Restent de nombreux moments où l’on oublie tout ça parce que la musique est là, qu’elle est belle, qu’elle fait rêver, ou danser, ou les deux à la fois. C’est vrai de Mycale, groupe vocal féminin qui joue ici le rôle habituel du gospel, de Bar Kokhba , sans doute le sextet le plus équilibré de la soirée, d’Erik Friedlander en solo, souple, lyrique sans excès, impressionnant de facilité, et de The Dreamers qui fait le lien en douceur avec les formations plus rock. C’est vrai surtout du duo Mark Feldman et Sylvie Courvoisier ainsi que du Masada String Trio, qui l’un et l’autre ajoutent aux qualités précitées la dimension de l’humour.
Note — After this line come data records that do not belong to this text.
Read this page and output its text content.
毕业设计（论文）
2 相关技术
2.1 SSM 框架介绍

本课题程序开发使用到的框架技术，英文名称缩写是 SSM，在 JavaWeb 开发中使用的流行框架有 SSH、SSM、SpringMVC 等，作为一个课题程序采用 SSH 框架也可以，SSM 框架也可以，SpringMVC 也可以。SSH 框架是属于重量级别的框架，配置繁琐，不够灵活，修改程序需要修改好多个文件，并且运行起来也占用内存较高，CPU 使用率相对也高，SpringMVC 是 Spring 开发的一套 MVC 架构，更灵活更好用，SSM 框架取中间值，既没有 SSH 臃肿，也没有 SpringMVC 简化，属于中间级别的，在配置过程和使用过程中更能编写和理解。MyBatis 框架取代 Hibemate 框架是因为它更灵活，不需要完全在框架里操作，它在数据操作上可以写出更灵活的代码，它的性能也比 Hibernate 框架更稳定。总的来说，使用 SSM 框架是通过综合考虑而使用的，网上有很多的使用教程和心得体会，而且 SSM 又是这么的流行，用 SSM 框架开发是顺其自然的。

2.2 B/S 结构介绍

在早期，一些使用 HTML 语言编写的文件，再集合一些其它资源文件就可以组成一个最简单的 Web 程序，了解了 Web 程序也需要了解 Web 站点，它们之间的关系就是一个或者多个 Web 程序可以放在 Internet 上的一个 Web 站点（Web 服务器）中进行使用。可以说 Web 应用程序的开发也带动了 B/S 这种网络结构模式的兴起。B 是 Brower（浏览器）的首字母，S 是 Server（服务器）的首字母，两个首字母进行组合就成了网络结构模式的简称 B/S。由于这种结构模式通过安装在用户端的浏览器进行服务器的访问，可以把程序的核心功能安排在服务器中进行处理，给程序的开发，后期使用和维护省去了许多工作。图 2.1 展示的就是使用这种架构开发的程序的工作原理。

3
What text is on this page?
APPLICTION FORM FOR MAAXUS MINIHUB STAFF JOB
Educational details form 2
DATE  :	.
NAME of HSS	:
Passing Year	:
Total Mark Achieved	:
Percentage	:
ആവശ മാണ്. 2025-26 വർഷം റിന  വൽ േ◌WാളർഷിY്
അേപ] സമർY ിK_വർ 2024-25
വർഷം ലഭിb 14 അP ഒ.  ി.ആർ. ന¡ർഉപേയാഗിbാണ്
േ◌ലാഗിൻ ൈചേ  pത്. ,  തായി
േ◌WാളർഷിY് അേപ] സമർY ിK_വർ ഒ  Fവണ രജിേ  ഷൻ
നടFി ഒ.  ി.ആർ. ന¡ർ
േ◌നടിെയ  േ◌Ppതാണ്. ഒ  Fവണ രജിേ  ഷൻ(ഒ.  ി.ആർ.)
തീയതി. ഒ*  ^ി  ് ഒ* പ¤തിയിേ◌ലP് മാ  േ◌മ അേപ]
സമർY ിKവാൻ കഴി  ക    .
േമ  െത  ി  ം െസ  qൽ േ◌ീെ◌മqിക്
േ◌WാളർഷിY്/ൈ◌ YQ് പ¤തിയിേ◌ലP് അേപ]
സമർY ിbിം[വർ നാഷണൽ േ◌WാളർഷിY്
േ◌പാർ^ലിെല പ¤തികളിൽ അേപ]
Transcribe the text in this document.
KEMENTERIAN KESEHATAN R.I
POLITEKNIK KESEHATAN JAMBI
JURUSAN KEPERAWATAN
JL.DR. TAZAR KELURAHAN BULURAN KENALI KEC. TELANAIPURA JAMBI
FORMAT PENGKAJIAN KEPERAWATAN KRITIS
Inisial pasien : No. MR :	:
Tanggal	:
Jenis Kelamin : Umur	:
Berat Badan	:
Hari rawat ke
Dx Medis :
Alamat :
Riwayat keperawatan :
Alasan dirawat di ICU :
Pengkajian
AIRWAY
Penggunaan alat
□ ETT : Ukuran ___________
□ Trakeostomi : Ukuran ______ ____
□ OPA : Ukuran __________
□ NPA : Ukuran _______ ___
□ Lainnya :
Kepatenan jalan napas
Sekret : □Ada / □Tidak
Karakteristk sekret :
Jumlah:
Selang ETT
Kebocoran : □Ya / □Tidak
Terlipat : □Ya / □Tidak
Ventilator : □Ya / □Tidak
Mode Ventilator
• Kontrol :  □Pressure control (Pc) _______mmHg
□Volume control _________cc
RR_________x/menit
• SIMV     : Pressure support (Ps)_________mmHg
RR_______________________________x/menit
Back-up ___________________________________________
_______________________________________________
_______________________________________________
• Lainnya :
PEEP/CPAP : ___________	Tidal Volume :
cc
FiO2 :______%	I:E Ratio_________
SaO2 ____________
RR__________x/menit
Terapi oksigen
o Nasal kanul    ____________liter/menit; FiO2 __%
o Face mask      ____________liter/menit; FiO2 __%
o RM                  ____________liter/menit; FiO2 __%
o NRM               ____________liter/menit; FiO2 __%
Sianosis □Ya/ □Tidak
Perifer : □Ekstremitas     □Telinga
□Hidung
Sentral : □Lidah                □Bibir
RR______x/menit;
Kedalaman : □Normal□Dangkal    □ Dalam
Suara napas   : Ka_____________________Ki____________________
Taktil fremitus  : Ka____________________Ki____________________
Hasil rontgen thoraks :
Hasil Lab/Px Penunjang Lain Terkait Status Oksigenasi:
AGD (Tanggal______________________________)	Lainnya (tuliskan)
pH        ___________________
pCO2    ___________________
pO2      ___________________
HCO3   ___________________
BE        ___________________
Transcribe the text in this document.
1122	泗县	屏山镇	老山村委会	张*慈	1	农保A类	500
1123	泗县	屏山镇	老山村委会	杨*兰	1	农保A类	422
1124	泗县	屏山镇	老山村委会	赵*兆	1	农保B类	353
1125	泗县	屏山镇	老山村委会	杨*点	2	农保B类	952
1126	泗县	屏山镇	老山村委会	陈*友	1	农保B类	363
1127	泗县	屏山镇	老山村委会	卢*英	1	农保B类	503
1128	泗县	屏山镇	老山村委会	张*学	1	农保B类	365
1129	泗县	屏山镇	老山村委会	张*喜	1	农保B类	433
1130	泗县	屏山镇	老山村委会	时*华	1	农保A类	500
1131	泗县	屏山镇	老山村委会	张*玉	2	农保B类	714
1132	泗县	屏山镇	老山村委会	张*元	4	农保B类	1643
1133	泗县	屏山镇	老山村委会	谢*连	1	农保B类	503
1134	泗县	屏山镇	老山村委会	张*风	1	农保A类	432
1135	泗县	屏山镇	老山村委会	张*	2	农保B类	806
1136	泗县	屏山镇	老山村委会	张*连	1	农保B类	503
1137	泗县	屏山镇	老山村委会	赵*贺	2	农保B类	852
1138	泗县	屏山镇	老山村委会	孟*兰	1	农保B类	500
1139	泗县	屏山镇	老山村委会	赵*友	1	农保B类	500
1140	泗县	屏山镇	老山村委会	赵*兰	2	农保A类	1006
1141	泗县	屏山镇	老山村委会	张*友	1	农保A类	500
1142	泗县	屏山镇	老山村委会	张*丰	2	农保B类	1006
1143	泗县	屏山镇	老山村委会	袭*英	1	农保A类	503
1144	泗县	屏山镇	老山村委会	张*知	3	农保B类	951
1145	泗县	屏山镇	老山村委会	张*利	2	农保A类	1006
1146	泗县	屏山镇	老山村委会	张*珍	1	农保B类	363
Ce qui me semble essentiel, si l’on veut bien se souvenir que cette musique prend sa source formelle dans les codes de la musique actuelle, mais s’inscrit aussi dans la sphère dite de la « radical Jewish Culture ». Or que serait la culture juive, radicale ou pas, sans l’ironie permanente et l’humour qu’elle pratique depuis l’origine jusqu’en ses dimensions les plus philosophiques, voire textuelles, si ce n’est lettristes ? J’aime que Mark Feldman et Sylvie Courvoisier aient arrangé leur part de Book Of Angels ainsi, avec ces faux départs, ces codas inscrites en plein vol, ces cadences de trois mesures, ces citations récurrentes. Il y a là un sourire bienvenu, celui-là même qui illumine le visage de la pianiste et les yeux amusés du violoniste quand on a la possibilité de les approcher. Ils incarnent peut-être (en tous cas à mes yeux) le seul moyen de s’inscrire totalement dans la galaxie Zorn sans y perdre sa liberté. Ces sourires, on les retrouve d’ailleurs dans la musique du Masada String Trio, ce qui prouve qu’ils sont bien à l’horizon même de la pensée musicale de John Zorn.

On sait que la musique est un art dangereux, par sa façon d’envahir les corps directement, sans le détour du langage articulé. C’est pourquoi, quand on ne choisit pas pour autant de s’en détourner (comme le firent et le font certains intellectuels rétifs à cet art), il importe de se souvenir de l’affaire d’Ulysse et des sirènes. La galaxie Zorn fascine, elle a un pouvoir d’attraction énorme, surtout en ces temps de crise, car elle permet à beaucoup de musiciens d’espérer atteindre à une légitime reconnaissance. Par ailleurs, John Zorn est manifestement un artiste absolument et totalement sincère, engagé dans le développement de ce en quoi il croit, profondément intelligent, honnête, et donc incapable d’avoir calculé froidement les étapes de son ascension. Ce qui ne nous empêchera pas de nous méfier des effets possibles de cette dernière. Des effets de colle, par exemple, qui sont la plaie de tout ce qui peut se présenter, de près ou de loin, sous forme d’école. D’où notre adhésion à son projet, à sa musique, mais aussi nos réserves.

par Philippe Méziat // Publié le 12 août 2013

[1Un train moderne qui tient du métro autant que du tram, très populaire, vivant et coloré, à l’image de ce nord de l’Espagne qui continue à donner des signes d’aimer la fête, la musique et la bonne humeur.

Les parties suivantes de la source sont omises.